TAI (Spielberger 1980; Chinese Version: Song and Zhang 1987)

The Test Anxiety Inventory (TAI) is a self-report inventory designed to measure test anxiety (TA) as a situation-specific personality trait. The TAI consists of 20 items, with a 4 point Likert-type scale ranging from 1 (rarely or none of the time) to 4 (always). The TAI provides a measure of total TA (TAI-T) as well as measures of two TA components of emotionality (E) and worry (W). Emotionality refers to perceived autonomic reactions (physiological arousal) evoked by evaluative stress (Spielberger and Vagg 1995), whereas worry refers to cognitive concerns about the consequences of failure (Morris and Liebert 1969). Worry tends to be associated with performance decrements on cognitive and intellectual tasks, but emotionality is not (Hembree 1988; Hong 1998; Spielberger et al. 1979). The Chinese version of TAI was first tested by Song and Zhang (1987) and the Cronbach’s alpha of the total and subscales are .90, .80, and .84 in Chinese university students. The inventories describe phenomena associated with TA. For example, I feel confident and relaxed when I take the exam. At the exam, I was upset. Of the 20 items, one is positive statement. Furthermore, The TAI has been used extensively, and the manual indicates that “most high school and college students complete the inventory in 8 to 10 minutes” (Spielberger et al. 1980).
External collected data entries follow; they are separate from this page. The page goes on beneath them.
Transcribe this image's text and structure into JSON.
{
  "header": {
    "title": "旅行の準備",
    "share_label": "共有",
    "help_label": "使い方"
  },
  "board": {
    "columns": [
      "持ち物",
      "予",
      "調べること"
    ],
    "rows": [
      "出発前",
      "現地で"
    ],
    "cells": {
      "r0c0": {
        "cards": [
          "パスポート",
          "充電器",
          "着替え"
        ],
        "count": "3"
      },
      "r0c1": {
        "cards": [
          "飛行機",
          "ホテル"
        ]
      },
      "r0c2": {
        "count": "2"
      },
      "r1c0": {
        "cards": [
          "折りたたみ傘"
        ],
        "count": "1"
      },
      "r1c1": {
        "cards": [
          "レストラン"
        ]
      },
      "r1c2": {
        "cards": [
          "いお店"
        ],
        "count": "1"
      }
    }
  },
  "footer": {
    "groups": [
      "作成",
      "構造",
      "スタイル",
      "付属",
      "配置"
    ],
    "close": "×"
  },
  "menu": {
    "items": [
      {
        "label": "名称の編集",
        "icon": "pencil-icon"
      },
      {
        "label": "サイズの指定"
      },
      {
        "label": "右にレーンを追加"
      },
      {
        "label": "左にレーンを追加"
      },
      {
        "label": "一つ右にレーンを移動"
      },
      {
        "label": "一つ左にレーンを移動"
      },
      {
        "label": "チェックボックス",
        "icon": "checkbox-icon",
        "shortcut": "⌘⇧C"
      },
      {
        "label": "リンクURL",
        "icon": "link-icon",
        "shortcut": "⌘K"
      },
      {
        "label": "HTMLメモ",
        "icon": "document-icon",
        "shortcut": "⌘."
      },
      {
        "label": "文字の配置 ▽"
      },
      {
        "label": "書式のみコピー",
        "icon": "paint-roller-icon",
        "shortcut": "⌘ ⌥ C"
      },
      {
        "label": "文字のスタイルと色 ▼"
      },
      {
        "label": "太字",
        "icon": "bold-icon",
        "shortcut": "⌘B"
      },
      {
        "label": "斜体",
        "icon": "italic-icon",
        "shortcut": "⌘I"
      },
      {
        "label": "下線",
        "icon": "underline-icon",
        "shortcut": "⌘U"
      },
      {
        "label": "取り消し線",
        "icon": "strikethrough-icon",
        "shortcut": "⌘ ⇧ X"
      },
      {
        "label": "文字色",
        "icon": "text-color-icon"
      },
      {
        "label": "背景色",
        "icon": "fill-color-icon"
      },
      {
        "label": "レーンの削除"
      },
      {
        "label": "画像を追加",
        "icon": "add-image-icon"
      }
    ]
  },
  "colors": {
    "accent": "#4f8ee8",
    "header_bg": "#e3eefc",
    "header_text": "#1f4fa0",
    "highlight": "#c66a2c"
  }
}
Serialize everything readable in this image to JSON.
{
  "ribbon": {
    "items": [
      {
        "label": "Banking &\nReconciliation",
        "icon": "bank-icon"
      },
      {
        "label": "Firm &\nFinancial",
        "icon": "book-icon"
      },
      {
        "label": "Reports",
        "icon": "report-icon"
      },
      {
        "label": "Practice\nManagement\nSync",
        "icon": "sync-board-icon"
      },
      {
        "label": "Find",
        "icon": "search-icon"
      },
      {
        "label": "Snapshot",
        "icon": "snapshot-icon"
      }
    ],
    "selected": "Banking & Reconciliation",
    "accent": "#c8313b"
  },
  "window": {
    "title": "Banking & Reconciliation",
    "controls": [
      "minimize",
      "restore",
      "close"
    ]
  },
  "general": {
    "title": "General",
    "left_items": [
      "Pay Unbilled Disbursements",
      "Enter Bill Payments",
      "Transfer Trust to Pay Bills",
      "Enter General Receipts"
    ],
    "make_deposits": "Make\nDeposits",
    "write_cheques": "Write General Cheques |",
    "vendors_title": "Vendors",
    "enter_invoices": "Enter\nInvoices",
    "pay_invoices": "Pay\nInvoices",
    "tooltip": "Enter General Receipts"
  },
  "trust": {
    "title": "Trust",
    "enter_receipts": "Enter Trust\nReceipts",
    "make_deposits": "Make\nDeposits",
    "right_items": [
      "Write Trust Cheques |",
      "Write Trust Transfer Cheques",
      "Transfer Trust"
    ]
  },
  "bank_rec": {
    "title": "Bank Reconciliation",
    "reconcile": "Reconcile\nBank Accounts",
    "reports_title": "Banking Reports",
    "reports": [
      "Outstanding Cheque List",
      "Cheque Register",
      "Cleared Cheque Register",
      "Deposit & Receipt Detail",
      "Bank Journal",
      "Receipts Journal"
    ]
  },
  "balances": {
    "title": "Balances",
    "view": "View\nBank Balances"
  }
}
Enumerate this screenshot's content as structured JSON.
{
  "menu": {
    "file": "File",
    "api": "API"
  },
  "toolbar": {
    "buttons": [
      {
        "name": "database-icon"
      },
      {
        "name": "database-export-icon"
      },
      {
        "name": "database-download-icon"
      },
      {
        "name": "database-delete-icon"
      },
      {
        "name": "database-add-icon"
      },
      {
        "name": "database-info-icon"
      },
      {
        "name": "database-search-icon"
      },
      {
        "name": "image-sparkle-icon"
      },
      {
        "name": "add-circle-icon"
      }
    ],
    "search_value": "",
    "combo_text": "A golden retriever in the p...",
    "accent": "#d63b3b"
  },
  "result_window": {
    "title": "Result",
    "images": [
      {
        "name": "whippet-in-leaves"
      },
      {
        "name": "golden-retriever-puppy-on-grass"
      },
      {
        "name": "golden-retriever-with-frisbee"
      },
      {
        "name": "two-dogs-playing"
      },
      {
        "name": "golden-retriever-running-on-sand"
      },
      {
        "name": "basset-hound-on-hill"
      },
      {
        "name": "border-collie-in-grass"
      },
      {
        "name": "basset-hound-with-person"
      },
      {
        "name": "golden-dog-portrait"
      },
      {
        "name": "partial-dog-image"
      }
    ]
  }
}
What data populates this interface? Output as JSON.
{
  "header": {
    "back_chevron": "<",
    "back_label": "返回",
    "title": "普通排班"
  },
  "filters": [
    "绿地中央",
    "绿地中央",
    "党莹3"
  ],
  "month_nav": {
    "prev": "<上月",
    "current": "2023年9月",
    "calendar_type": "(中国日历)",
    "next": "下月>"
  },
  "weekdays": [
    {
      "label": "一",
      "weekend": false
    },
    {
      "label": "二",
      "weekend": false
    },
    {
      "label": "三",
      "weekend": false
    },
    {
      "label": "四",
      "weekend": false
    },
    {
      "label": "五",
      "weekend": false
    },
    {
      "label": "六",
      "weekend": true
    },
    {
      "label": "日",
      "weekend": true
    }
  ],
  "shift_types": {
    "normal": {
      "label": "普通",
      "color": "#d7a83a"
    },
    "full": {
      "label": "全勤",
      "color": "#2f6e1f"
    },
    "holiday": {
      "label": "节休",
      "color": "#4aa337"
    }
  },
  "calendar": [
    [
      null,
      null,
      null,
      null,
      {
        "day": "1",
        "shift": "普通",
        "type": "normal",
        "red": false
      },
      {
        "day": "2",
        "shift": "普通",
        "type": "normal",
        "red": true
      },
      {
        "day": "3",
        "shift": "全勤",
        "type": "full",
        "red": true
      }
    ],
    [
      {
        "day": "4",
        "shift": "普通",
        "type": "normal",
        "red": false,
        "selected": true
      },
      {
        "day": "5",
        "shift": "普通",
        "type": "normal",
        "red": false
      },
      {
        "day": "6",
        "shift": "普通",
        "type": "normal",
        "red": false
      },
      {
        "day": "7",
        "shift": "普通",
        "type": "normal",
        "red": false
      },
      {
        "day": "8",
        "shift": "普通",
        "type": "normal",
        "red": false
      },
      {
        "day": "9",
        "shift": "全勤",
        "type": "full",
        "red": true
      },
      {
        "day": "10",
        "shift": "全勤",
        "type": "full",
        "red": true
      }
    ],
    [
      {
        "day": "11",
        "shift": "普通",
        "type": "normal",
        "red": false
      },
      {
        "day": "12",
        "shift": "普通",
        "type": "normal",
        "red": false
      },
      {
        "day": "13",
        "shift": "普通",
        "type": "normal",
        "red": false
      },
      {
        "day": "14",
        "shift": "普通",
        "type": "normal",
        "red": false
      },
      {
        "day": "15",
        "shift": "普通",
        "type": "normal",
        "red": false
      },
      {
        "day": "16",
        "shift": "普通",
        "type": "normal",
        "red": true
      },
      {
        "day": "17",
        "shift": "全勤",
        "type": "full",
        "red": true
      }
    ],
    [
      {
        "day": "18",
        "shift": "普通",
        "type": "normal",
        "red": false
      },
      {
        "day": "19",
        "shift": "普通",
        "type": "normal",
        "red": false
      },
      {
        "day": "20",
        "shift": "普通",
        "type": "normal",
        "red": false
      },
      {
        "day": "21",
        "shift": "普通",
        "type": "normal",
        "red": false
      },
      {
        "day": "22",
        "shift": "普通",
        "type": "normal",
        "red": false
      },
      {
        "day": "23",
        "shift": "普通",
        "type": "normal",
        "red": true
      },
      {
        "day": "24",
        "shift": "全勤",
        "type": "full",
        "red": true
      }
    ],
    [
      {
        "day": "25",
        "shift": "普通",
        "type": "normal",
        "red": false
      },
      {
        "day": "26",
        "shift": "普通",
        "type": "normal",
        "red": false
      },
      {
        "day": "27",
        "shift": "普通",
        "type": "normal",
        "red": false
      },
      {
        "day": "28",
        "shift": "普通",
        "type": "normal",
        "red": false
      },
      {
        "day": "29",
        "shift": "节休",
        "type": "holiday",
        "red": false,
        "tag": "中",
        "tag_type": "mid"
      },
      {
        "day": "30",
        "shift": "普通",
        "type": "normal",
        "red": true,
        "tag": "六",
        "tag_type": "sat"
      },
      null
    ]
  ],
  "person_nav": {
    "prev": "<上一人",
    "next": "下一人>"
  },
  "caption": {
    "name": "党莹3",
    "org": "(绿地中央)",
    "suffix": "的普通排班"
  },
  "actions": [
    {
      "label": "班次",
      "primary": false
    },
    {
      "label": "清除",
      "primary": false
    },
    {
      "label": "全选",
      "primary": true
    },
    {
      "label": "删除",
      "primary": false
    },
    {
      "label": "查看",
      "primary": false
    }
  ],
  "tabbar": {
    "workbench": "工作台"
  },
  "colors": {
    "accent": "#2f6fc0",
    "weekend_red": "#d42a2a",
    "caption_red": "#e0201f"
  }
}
TAS (Sarason 1978; Chinese Version: Wang 2001)

The TAS is a unidimensional self-report scale. The TAS is comprised by 37 statements, and each item asks for a yes or no answer. The Chinese version of TAS was first tested by Wang (2001), and the test-retest reliability for university students was .62, and the Cronbach’s alpha is .64. The statements reflect common symptoms of TA—such as, when a major exam is coming, I always think of others smarter than me. If I was to attend a large exam, I would be very anxious before starting. Of the 37 items, 5 are positive statements. Newman (1996) suggested that 12 points or below of TAS total score indicated that the TA was a low level; 12 to 20 points are moderate, 20 and above were higher levels.

FAT (Friedman and Bendas-Jacob 1997; Chinese Version: Bi 2002)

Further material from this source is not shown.